Yep. As soon as rules add an unrelated mechanical meaning to something fictional, there's a risk that the mechanics can overwhelm the fictional meaning. In other words, we stop caring about the relationships as relationships between characters and focus on how we have to use them to get tokens. They become a means to an end, which is wrong because they should be important for their own sake. (I don't think you've played Microscope yet, but the Light/Dark part of the game is intentionally designed to avoid this issue) Lots of other games use relationship maps (the general term for diagrams like that), and they can be very useful for keeping tracking of characters, but getting dice or scene power for relationships is a totally different thing.

Two things you disliked that I think work are making locations that match the aspects (which I think works fine, even if being bound to those locations is cumbersome) and having character goals loosely associated with world fates. But that could also be a case where the players have to work to make it fit: if you're not rigorous they won't click.

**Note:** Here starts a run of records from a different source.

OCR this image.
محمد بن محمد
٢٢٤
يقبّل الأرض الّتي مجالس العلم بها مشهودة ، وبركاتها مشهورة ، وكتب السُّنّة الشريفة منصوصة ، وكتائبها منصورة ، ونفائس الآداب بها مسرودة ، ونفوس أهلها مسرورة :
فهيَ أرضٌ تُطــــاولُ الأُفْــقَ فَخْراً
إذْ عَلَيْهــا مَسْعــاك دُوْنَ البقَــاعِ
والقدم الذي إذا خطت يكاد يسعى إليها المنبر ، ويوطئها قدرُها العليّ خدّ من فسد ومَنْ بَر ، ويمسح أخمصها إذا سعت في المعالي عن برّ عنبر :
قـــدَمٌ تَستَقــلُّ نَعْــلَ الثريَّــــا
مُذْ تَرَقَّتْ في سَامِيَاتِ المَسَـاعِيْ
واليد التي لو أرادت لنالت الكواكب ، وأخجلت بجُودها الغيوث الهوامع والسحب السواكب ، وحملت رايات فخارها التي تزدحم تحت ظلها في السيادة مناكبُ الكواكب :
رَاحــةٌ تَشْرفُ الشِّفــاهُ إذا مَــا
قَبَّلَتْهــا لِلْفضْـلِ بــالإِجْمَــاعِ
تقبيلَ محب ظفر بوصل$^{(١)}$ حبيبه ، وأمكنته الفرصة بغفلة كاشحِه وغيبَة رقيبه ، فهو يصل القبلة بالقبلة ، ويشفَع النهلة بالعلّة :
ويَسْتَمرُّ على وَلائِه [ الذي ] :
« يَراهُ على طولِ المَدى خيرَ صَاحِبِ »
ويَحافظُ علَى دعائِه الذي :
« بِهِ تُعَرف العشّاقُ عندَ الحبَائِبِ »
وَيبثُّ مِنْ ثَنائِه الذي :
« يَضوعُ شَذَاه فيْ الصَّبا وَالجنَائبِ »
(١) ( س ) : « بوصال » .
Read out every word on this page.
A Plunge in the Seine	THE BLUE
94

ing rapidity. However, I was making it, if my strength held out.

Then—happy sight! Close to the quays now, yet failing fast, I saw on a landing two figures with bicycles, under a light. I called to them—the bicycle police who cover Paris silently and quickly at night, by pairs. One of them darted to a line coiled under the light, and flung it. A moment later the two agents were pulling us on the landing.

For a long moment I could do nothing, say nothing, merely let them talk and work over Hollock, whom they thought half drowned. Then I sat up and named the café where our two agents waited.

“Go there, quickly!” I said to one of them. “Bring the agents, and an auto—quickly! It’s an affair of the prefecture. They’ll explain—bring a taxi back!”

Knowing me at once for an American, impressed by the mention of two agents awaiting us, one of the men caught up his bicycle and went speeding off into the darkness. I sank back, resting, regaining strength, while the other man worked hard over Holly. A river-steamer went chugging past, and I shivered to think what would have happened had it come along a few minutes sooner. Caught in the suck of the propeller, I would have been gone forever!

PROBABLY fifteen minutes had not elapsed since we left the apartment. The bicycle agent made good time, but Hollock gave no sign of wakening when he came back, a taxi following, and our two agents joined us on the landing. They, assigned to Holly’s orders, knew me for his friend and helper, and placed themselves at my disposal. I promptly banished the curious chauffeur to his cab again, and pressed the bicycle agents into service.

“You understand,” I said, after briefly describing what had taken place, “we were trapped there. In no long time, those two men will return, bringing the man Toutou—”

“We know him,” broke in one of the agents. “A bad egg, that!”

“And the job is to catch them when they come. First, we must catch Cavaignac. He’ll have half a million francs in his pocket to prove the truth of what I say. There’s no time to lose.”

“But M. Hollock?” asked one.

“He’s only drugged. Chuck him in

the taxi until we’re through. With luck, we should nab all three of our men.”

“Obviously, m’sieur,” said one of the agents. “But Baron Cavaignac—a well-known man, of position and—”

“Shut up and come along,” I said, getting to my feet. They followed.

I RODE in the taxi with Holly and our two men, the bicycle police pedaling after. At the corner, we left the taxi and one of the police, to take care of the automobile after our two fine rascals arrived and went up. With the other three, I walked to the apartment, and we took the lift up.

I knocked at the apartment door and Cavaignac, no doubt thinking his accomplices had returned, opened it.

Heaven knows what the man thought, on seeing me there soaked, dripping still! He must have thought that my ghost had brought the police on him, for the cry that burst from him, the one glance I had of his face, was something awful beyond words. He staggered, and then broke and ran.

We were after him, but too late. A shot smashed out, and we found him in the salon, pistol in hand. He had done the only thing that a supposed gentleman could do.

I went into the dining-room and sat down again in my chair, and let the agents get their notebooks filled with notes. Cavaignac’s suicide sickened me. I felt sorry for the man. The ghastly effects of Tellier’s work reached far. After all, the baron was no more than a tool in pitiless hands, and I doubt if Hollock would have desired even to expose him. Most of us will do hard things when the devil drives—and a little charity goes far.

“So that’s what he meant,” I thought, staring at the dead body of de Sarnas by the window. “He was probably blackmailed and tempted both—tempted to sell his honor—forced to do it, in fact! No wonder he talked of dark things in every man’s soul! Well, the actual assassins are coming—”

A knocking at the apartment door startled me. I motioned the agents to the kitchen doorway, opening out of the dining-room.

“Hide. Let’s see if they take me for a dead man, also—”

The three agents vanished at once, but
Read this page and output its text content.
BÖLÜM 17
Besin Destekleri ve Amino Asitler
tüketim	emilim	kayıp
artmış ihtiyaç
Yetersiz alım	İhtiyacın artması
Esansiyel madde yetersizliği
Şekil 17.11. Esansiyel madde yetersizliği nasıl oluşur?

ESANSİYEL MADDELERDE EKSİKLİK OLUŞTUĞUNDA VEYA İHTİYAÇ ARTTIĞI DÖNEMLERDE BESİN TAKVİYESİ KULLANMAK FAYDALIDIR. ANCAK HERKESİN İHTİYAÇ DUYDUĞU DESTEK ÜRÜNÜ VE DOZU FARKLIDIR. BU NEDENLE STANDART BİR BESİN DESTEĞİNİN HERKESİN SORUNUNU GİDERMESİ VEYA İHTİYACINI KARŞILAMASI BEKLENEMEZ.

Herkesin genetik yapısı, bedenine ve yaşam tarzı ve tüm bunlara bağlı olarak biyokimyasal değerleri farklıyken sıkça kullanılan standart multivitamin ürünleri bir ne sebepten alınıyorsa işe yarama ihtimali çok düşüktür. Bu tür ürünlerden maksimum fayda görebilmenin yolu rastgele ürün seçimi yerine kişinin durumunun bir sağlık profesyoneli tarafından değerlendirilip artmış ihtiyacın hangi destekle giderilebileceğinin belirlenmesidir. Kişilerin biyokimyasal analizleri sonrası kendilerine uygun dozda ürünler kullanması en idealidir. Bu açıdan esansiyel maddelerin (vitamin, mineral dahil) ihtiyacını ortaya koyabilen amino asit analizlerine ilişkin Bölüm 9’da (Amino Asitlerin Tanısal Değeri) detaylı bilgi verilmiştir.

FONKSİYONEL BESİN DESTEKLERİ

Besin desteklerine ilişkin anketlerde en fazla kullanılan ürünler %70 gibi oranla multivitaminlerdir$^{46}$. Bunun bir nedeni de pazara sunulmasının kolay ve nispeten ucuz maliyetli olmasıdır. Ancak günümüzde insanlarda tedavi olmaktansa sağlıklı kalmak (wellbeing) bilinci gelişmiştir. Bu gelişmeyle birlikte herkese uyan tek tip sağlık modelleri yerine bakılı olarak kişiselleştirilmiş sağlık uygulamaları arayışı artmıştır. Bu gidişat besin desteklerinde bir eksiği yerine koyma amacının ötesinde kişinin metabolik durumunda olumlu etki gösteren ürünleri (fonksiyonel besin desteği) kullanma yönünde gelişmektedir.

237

I should also add that we were pushing the boundaries a little by trying to make a stranger horror setting, instead of the stock dystopic sci fi setting. So that may have made our job a little harder, at least as far as locations, aspects and goals. But either way, the relationships / locations / chasing tokens dynamic wasn't my cup of tea.

One thing that was not rules-related, but me-as-a-n00b-storygamer-related was that my character's goal was, well, boring.
Yeah, that was our fault, not the system. You're dead right that picking good goals is a developed skill, and it comes up in a lot of games. Like I said at the game, I take the blame for not spotting it and coaching you to take something juicier. This will not be the last game where you kick yourself afterwards for picking a bad story goal ;)

For the mystery thing, you're right, it can be a trap. You have to very consciously author-up and frame scenes that show your character discovering the mystery. That's true for most story games: you have to make the plot happen, not wait to see when it emerges. I usually make scene one the "now I find out something strange is happening" moment.
Jess
cyndisision
Seattle, WA
Post #: 5
Two things you disliked that I think work are making locations that match the aspects (which I think works fine, even if being bound to those locations is cumbersome) and having character goals loosely associated with world fates. But that could also be a case where the players have to work to make it fit: if you're not rigorous they won't click.

These definitely aren't game-breaking problems for me. I think it's just that they are unique requirements that, since I wasn't aware of them while we were picking issues and character story goals, sort of came as a surprise to me. Maybe now I know the whole deal, it'd be easier next time to build in those connections from the start.

Yeah, we did make things harder on ourselves by changing the tone of the story, which was more than half of the problem we had coming up with locations that only existed because of the issues. I must have enjoyed the game, though, because now I'm thinking about how I'll do it better next time I play :D
Ben R
thatsabigrobot
Group Organizer
Seattle, WA
Post #: 236
You're highlighting a very critical point about all these games: the first time you play, you're using up a lot of your brain learning the rules, so it's harder to focus on creative play. That's why we always recommend playing a game more than once (unless it's an absolute bomb).